Is God YOUR #1?

Do you set priorities?  If so, what is your #1?

I’ve heard various forms of the claim that someone has, or that you should “put God #1” that it makes my head spin.  Lucas, a friend of mine from Waco’s emergent cohort, says that God isn’t a priority.

I have to agree, Lucas, especially with this:

So many people in ministry say that their priorities are 1) God and 2) family. By God unfortunately they mean their particular ministry. This results actually in families being neglected and abused by ministers who let the church bleed them dry and take them away from their families.

In addition to people in ministry settings, I recall a lot of talk about “putting God first” among groups of divorced people working through their stuff together to find healing.  Trouble is, we never got down to what, exactly this means.  In fact, as I remember it, saying “I’m putting God first,” is basically offered as a trump card to excuse oneself from difficult questions about how one is dealing with others.

Lucas concludes that “God is not a priority. God is everything, over all, behind all and in all.”

I’m with you, Lucas.  God is not a priority.  God is everything.

7 thoughts on “Is God YOUR #1?

  1. 1. Makes me think of the signs/bumper stickers, “I support the troops.” Usually no real consequences, just a notation of ones feelings.

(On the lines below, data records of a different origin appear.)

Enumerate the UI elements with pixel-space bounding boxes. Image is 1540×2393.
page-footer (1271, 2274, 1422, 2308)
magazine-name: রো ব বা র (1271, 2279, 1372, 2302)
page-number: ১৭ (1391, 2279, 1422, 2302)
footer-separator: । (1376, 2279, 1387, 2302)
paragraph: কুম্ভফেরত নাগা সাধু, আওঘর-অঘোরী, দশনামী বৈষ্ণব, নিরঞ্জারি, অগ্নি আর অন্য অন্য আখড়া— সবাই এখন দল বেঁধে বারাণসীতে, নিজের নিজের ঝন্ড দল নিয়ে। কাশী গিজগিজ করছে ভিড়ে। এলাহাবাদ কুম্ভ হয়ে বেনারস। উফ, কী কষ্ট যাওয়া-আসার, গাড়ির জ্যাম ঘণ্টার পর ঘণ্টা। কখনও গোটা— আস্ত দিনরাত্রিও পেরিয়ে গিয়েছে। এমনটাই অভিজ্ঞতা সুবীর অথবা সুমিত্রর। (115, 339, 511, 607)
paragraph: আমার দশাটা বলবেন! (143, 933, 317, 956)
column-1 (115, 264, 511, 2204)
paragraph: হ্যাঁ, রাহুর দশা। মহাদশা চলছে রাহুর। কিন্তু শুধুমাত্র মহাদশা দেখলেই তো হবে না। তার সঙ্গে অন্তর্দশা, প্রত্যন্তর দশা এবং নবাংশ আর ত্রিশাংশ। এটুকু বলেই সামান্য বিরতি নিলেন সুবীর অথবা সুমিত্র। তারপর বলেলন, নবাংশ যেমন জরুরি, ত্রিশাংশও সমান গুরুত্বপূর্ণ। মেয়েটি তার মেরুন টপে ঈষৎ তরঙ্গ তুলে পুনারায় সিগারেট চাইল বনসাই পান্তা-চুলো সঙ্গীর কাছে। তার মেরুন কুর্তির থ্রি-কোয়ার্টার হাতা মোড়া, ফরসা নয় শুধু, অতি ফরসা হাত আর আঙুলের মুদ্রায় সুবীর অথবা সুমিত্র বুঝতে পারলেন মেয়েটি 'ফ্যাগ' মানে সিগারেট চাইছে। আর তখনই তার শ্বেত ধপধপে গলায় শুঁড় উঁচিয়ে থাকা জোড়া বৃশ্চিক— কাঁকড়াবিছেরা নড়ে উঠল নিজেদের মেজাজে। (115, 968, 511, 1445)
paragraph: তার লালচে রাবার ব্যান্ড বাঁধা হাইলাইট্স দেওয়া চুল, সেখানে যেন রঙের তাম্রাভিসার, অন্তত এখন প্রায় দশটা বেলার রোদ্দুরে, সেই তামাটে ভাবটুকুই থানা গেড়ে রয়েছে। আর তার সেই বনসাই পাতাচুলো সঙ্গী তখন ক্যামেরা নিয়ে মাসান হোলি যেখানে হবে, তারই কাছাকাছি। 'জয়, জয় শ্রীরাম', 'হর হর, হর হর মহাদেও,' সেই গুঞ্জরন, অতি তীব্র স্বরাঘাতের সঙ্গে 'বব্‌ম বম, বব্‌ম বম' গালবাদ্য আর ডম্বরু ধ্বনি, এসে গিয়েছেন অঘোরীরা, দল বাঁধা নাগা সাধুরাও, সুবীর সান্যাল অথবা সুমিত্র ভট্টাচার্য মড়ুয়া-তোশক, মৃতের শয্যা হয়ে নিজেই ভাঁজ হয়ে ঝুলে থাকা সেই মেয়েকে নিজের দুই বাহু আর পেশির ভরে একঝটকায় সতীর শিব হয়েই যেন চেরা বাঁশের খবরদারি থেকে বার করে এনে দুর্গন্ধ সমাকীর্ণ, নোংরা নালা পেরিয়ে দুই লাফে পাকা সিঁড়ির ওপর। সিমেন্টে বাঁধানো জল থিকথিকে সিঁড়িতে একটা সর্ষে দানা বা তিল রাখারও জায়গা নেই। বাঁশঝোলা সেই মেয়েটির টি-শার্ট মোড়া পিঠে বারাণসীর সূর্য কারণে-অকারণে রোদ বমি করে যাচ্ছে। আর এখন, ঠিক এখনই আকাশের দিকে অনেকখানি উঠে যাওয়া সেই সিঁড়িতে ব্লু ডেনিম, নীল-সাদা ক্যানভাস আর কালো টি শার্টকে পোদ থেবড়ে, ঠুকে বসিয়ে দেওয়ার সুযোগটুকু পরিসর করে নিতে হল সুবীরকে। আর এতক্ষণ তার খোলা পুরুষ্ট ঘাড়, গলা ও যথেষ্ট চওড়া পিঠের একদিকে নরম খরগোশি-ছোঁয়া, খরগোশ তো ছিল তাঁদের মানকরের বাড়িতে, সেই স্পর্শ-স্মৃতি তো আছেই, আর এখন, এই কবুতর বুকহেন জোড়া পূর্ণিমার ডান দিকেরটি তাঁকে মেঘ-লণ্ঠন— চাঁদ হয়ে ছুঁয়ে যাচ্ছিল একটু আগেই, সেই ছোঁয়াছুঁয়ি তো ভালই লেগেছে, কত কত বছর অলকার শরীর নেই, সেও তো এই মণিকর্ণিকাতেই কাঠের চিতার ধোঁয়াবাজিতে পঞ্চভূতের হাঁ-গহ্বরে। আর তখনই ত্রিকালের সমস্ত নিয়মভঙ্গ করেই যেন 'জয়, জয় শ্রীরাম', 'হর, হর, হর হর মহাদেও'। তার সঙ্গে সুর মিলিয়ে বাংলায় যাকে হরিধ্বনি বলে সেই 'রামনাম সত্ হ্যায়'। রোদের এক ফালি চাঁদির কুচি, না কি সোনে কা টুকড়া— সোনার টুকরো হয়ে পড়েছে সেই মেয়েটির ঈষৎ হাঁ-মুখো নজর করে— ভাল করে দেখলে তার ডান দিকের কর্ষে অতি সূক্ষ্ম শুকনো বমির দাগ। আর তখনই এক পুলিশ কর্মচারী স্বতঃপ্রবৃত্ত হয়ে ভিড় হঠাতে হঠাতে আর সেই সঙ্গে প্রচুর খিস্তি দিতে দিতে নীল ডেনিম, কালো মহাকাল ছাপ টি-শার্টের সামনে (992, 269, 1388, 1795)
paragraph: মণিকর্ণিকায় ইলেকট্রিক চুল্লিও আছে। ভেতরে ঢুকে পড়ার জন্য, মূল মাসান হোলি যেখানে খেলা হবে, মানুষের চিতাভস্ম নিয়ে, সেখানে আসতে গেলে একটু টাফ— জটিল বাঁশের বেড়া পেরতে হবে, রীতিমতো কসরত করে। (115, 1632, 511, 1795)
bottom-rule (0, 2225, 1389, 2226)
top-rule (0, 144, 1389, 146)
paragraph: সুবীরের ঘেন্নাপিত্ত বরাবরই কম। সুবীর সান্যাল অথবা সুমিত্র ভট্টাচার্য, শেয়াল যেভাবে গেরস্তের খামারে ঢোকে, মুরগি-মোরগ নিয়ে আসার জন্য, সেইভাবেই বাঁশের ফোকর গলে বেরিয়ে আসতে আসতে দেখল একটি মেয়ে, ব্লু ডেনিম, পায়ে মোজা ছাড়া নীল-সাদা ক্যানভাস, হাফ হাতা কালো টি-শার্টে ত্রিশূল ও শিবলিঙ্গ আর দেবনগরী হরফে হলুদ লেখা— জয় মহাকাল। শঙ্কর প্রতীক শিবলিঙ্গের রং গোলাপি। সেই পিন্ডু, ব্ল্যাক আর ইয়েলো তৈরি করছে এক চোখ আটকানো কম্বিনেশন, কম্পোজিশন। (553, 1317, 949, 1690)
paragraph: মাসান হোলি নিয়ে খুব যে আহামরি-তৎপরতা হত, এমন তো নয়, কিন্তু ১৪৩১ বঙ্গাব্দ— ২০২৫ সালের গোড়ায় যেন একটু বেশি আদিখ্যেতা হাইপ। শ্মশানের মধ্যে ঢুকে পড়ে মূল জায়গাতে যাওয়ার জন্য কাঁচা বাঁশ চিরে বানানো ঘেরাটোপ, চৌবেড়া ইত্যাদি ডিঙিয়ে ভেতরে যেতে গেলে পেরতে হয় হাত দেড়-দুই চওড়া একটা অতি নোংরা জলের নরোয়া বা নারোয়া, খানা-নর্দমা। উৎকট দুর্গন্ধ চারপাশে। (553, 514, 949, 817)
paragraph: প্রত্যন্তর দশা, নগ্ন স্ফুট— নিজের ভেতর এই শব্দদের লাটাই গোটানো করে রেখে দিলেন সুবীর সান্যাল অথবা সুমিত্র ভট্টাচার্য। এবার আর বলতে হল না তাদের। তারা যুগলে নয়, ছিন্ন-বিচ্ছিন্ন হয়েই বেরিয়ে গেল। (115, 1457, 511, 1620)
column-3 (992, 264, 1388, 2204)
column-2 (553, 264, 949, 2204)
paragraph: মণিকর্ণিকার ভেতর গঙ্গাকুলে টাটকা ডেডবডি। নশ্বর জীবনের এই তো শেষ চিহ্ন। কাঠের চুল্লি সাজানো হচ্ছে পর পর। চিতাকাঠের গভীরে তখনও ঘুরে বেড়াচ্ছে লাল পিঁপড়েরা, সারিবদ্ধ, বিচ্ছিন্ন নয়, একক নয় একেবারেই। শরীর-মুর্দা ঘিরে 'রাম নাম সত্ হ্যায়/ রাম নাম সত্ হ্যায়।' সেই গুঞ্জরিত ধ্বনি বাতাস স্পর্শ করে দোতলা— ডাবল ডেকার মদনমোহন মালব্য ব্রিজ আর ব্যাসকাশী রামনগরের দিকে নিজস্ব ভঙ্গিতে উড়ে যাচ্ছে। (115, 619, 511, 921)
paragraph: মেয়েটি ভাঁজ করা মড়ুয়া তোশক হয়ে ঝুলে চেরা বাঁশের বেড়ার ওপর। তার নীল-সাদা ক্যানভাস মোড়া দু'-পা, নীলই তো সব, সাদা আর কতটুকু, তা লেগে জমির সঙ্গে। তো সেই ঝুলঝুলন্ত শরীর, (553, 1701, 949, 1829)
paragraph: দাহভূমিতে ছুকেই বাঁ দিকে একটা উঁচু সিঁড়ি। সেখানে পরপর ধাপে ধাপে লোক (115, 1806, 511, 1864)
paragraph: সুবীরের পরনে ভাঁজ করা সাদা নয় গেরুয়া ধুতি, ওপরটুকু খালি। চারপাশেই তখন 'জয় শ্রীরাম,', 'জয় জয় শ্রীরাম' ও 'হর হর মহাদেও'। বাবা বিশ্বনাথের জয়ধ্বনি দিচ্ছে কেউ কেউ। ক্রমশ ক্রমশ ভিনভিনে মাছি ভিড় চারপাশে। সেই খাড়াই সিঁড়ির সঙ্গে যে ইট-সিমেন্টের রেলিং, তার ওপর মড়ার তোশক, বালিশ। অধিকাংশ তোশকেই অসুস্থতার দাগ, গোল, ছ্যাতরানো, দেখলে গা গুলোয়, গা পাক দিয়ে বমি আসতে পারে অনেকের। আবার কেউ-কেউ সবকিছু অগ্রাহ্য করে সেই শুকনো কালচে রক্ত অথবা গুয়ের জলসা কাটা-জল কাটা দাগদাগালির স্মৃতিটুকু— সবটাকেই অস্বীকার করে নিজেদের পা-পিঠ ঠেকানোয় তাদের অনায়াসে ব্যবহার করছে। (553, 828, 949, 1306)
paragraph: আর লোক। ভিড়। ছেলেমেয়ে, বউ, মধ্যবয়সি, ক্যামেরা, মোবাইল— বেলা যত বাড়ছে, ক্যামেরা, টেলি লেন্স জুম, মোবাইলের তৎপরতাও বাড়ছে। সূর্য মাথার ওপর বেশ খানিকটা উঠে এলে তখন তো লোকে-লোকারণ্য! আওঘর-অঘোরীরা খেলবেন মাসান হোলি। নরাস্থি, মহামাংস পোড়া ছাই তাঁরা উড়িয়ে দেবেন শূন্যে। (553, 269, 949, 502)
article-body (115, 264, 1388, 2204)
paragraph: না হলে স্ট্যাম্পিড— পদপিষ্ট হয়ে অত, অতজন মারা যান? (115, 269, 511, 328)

    2. I’m reluctant to say God is everything. Why? The doctrine of creation says (among other things) that God made a diverse, multifaceted world that is NOT God. But I suppose than when you say that “God is everything,” you’re not aiming to make an ontological statement. Maybe it’s a motivational statement. God is the only true value, the only true motivation (or OUGHT to be). Again, I’m not sure I’d go with “only” here. While it is popular to collapse the first part of the Great Commandment into the second, I’m equally uncomfortable collapsing the second into the first.

    Let me think about it some more.

  2. From Dean Libby:
    I would tend to agree with Richard on this. I, too, am reluctant to say “God is everything” because that would be the definition of pantheism, right?

    Even though I am just as guilty as the next pastor of prioritizing my church/ministry ahead of my wife and daughter, I have come to understand that if I don’t prioritize my daily spiritual disciplines, then I will substitute it with sermon prep time.

    For me, God needs to be priority #1 or I won’t be able to lead my family or my church with any semblance of effectiveness.

    Just a few thoughts…

  3. Dean, you and Richard together have gotten me thinking further on this.

    I’m not a pantheist, or a panentheist, so I don’t use “God is everything” in that sense. Not a good choice of wording then, I suppose.

    I tire of ignoring the second of the Greatest Commandments in the name of the first.

    With Richard, though, I’d have to say that ignoring the first in the name of the second is not the solution.

  4. Can I rephrase and see if it makes sense? Not God is Everything, but God Is Not In Competition With Other Elements in Our Lives. Rather, loving God makes us love others in a way we could not before. Loving God opens our eyes to goals and actions we were blind to before. Loving God enables us to reject the bad and to choose the good; moreover, to reject the OK and to choose the Healthy, the Fulfilling, the Optimal.

    Remember the “object lesson” where one is able to fit more stones in the jar if you fit the big rocks in first, the pebbles in next, the pea gravel in next? The importance being, choose your priorities. I think God is not one of the rocks, but rather more like the jar. Or maybe the guy that made the jar.

  5. I usually talk about priorities as:
    1) God
    2) Family
    3) Work
    and explain it this way:

    God as my highest priority means my personal spirituality.
    It’s not how often I’m in church, although that can help.
    It’s not how often I pray, but that certainly does help.
    It’s not how many hours (or minutes) of scripture I read in a week, or how much of “the Lord’s work” I do.
    It’s about how I am thinking about, living as, and being a follower of Christ.

    Family next works out much better when I am trying to be the man that God created me to be.
    I’m a better husband, father, and friend.
    I include close friendships and church family in this category as well.

    Work is work…and school…and hobbies…and everything else.
    Included in this is my ministry work.

    My usual struggle with discipleship is the balance between these things and keeping the priorities straight.

    Just last Sunday we did an activity with our youth group to illustrate this very situation.
    We spent a little while writing different activities that occupy our time.
    Each thing on a different slip of paper. School. Homework. Band practice. Family. Work. Prayer. Football. Friends. Texting. TV. Boyfriends. Girlfriends. Kayaking. Youth Group. Church. Choir. Etc, etc, etc.
    We pulled out a folding table and put everything that had to do with work or school or hobbies on it.
    Then we pulled out a smaller table and put it on top and added everything that had to do with family or close friends on it.
    Some people moved a few things up or down.
    Finally we put a chair on top to make a place for our spirituality.
    One student mentioned that it was hard to reach.
    We noted that sounded about right.
    We moved some more things around and talked about putting God first not meaning that we had to spend all our time doing “church stuff.”
    After taking one slip from the bottom table and changing it to something that would work on top, we circled up and prayed for each other and for us to connect in a deeper way with God.